Inspectors visited 26 schools in a survey designed to see how schools would respond to plans from the Department for Children, Schools and Families to switch the emphasis of provision for gifted and talented pupils from a national programme to schools delivering their own. The report says that while most o the schools recognised that improving provision for gifted and talented pupils was important, it was not their highest priority. They each had a policy for the pupils but many of these were generic and not sufficiently effective in improving performance.

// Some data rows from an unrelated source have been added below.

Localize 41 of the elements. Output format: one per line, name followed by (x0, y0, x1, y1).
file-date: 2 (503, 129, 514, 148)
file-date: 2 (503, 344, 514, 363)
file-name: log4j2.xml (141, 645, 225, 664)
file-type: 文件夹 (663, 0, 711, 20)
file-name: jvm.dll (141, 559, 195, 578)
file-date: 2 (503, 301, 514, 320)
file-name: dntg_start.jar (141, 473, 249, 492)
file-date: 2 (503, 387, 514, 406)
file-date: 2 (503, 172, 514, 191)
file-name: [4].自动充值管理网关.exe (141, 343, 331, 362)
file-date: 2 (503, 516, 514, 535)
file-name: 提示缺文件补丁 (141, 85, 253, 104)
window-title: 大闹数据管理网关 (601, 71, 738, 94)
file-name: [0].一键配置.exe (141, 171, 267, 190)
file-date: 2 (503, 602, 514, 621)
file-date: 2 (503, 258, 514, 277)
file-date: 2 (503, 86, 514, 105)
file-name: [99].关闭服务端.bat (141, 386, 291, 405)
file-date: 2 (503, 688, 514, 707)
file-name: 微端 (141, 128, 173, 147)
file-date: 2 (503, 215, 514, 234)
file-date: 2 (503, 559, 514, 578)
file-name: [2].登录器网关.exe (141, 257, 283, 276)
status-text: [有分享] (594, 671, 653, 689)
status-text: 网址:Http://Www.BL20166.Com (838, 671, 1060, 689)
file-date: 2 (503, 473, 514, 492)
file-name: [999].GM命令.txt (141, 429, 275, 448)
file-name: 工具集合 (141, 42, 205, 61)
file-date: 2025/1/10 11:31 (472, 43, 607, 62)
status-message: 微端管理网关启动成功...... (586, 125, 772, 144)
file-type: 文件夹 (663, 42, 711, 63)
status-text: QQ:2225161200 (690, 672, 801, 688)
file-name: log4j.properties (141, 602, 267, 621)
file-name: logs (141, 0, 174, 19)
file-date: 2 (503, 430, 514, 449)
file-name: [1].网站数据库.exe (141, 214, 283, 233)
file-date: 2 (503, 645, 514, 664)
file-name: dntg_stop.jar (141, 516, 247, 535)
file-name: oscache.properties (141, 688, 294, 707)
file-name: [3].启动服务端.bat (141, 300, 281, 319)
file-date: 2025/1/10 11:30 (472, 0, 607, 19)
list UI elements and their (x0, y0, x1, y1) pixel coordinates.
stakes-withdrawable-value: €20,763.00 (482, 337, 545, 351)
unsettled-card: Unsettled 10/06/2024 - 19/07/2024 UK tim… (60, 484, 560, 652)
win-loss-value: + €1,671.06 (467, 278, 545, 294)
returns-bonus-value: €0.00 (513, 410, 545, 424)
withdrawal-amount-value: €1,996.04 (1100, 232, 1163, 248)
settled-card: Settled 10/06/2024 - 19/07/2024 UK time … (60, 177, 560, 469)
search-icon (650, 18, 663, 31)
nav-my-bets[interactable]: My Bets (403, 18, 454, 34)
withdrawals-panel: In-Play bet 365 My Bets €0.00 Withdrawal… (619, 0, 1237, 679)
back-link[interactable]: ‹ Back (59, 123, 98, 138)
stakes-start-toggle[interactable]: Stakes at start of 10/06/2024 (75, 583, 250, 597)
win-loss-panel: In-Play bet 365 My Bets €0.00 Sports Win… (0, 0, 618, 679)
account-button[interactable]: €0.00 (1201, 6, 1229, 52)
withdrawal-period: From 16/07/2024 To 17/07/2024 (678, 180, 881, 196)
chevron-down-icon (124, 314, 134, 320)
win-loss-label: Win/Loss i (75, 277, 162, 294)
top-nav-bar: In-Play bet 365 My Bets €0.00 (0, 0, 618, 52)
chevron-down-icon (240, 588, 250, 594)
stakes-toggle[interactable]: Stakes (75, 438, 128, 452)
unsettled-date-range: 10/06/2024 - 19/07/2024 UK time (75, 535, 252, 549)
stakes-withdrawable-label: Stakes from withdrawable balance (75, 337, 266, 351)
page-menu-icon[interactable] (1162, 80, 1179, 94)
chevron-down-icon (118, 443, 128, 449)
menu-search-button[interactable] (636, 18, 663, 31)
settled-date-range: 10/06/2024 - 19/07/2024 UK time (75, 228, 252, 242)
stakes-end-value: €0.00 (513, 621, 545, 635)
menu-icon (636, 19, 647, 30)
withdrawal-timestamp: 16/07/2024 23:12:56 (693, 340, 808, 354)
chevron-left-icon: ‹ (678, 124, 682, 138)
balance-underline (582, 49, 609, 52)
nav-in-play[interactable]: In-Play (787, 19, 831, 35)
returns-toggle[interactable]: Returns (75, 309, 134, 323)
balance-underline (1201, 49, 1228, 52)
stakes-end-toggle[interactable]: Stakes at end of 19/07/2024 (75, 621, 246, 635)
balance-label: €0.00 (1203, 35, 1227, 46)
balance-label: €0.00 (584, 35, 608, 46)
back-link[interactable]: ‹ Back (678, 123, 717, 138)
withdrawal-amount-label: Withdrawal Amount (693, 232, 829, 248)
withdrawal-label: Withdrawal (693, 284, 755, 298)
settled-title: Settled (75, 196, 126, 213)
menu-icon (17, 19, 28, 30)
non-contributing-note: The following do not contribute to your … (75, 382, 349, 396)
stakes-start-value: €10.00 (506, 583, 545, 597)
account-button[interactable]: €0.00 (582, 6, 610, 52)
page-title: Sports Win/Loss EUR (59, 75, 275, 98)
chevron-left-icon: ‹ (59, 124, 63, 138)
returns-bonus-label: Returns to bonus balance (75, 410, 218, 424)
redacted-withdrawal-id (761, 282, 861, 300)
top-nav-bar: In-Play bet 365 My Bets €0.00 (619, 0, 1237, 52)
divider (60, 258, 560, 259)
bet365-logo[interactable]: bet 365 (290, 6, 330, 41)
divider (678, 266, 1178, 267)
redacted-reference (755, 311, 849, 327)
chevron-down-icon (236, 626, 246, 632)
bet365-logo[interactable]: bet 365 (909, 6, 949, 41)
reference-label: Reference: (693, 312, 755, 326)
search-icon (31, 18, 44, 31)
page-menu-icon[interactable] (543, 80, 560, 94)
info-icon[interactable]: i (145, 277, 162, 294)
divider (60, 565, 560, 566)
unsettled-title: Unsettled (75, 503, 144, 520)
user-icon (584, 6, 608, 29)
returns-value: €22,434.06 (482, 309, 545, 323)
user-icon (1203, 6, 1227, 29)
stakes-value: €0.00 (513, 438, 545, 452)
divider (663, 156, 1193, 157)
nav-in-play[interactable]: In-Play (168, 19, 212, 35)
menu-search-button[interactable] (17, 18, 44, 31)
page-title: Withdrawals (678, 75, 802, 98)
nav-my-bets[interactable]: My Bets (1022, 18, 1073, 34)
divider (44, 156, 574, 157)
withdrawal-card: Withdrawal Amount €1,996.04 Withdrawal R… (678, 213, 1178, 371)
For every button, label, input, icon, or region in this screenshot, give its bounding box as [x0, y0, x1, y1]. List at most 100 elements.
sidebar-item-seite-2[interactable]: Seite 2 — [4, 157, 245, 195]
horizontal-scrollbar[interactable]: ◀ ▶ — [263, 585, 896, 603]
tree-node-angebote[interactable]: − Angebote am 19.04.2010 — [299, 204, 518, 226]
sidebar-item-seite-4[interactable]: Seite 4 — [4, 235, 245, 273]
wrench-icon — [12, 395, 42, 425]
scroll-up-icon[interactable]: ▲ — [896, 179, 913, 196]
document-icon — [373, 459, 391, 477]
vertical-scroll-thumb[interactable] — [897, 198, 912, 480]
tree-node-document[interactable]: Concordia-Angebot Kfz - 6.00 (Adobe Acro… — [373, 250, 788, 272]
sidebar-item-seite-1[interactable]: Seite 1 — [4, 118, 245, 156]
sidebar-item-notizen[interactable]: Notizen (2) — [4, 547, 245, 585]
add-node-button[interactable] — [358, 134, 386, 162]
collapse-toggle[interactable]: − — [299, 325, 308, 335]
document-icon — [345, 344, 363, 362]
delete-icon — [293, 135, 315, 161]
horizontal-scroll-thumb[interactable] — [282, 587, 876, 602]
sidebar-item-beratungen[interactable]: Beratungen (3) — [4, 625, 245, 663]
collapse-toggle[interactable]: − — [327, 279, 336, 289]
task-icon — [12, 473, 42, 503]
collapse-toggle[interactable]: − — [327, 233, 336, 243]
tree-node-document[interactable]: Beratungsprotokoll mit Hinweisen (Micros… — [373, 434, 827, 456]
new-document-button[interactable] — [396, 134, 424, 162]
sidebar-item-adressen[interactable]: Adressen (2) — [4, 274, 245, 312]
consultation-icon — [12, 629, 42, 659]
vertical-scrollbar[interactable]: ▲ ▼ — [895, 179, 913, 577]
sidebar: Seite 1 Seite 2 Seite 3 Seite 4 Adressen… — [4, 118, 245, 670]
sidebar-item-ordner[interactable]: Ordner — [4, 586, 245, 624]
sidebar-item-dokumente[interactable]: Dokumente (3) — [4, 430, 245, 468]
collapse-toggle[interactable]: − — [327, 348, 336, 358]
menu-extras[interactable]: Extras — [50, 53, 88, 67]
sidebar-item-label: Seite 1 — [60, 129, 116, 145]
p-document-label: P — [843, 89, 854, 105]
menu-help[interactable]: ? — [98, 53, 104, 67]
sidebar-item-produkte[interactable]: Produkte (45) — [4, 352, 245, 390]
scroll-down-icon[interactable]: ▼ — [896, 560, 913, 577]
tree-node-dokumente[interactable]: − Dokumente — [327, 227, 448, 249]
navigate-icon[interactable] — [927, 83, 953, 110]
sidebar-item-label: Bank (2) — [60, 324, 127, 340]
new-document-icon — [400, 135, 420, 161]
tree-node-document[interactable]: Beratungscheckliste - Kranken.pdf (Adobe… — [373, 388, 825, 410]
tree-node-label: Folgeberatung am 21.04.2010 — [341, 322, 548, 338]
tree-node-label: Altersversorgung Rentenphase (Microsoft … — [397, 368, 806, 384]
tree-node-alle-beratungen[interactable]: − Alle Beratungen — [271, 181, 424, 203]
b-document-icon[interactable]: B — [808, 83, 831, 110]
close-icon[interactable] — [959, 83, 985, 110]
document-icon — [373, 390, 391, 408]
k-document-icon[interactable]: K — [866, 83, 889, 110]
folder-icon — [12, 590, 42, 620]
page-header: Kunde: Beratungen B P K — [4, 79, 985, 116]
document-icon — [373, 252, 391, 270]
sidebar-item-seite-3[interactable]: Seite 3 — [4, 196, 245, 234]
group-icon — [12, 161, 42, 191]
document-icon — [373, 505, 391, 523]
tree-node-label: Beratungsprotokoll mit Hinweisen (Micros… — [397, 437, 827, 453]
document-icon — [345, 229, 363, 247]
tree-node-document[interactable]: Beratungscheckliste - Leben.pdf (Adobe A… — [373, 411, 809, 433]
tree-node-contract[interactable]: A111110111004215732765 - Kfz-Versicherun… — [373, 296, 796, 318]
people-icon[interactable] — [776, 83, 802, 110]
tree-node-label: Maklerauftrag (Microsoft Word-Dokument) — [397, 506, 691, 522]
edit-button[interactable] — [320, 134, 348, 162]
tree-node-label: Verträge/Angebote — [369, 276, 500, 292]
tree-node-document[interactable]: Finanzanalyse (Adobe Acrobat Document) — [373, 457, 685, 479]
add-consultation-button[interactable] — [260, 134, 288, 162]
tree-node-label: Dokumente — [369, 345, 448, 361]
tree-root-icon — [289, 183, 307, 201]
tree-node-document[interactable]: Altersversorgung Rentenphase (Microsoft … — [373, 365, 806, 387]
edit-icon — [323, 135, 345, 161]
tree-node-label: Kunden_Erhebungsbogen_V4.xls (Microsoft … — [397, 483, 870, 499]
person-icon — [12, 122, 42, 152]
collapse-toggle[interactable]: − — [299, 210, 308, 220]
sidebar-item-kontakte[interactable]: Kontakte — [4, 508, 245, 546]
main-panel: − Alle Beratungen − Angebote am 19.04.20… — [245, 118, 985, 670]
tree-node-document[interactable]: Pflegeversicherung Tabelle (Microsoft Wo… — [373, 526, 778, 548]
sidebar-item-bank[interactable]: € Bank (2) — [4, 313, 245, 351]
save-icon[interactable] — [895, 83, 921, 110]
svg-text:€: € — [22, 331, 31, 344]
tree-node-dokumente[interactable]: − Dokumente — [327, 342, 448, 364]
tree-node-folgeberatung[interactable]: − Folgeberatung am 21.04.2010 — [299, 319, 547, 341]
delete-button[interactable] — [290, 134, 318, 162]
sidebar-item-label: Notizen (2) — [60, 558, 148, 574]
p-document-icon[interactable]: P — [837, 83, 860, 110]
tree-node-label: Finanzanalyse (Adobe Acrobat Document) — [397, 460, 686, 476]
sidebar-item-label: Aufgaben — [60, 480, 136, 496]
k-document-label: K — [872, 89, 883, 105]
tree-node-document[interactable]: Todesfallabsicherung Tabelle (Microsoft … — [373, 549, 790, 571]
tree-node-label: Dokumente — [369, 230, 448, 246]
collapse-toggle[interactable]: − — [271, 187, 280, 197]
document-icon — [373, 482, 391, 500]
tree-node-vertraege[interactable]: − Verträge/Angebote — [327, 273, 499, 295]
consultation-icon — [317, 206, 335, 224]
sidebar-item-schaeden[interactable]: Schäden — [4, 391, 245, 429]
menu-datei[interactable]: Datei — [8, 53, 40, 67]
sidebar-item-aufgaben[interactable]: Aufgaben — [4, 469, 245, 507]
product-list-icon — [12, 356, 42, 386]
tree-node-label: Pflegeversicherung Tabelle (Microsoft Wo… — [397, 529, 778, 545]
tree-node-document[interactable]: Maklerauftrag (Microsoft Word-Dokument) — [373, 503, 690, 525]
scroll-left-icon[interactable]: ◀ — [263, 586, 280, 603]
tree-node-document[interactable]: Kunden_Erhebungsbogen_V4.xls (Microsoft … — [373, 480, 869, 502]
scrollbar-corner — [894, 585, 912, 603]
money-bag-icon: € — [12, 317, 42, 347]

Gifted and talented pupils in most schools said that they were either not asked for their views or that these were not taken into account when tasks and curriculum were planned. The level of challenge varied across lessons and some pupils asked for more challenging work. None of the schools had explained fully to parents the needs of their children or how to support them and in eight cases schools had not even informed pupils or parents that they were considered to be gifted or talented.
Patrick Leeson, Ofsted’s Director of Education and Care, said: “Gifted and talented pupils need to be stretched so they can develop and progress appropriately. Schools should focus on matching teaching to the individual learning needs of all pupils, including gifted and talented pupils. In that way the whole school will benefit.”